Devices Leave You Vulnerable
If you’re still not clear on why electronic security and cybersecurity need to work together, consider the very real scenario that my colleague, Brian Cox, recently learned. A Google employee was able to unlock all doors on the Google campus without the required RFID card, that are used to protect their employees. He discovered that the access control system in place didn’t have the right level of encryption and could easily be manipulated with a few commands and lines of code—putting everyone at risk. Google quickly updated the encryption and firmware in the access control system, but this goes to show even a major company like Google can experience a disconnect.
In actuality, any device connected to your network could be a point of weakness. In fact, security system cameras are often one of the most hacked IoT devices. Cheap IP cameras come equipped with a low level of security easy to bypass. Only using the standard-issue security that comes with a device is a recipe for disaster, which is why it’s crucial for cybersecurity teams to work with electronic security teams to improve the security of each individual device.
Successful Security Team Collaboration
Clearly, there are benefits to establishing collaboration between electronic security and cybersecurity teams. The challenge is convincing each group of professionals to intentionally and strategically work together for the betterment of the overall enterprise security. One possible solution is to build diverse teams that focus on the customers’ needs, with professionals from both cybersecurity and electronic security coming together for a specific event or project. That way, they get a glimpse of how to work together effectively, starting small and holding each other accountable from start to finish.
In addition, companies could include both the cybersecurity and electronic security teams in discussions surrounding any issues that are not clearly driven by one particular team. For example, if a project is not fully focused on either cybersecurity or electronic security, both teams can work together to determine how to approach security requirements and plans. This will promote teamwork, expand possible solutions, and encourage cross-discipline collaboration.

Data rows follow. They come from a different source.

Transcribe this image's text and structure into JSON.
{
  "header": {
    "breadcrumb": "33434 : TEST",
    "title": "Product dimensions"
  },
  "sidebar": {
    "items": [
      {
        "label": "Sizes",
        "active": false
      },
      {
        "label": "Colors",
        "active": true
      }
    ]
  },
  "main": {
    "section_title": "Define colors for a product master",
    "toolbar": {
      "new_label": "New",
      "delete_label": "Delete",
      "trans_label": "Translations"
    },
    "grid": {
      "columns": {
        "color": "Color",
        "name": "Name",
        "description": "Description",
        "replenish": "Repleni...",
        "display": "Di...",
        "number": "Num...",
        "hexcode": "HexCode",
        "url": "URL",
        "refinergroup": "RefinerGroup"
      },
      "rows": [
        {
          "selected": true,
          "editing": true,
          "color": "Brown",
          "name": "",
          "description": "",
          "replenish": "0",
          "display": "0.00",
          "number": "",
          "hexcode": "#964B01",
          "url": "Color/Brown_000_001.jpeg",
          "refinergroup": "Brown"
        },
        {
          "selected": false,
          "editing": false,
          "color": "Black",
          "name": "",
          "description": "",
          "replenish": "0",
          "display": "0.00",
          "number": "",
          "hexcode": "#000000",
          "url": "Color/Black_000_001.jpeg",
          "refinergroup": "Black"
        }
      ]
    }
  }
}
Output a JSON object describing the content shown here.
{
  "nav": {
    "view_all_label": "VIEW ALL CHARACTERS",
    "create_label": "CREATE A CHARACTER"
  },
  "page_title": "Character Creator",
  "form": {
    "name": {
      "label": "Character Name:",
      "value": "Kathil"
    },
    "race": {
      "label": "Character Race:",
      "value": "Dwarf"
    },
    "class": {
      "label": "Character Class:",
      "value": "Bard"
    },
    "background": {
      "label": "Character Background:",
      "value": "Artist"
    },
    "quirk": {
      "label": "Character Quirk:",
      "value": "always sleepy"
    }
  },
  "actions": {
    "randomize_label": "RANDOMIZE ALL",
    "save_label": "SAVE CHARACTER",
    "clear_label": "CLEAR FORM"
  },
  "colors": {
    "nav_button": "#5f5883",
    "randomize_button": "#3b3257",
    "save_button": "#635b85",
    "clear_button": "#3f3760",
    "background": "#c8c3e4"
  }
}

Finally, simply reiterating how intertwined the two types of security really are can go a long way in helping both teams of professionals find ways to work together. It’s no longer about one or the other—from smartphones and surveillance cameras to enterprise access control systems in the workplace, some of the most commonly used items require the convergence of cybersecurity and electronic security. Considering that most people—especially security professionals—are aware of the importance of security in general, it should be clear that teaming up electronic and cybersecurity is beneficial to the general public as well as businesses.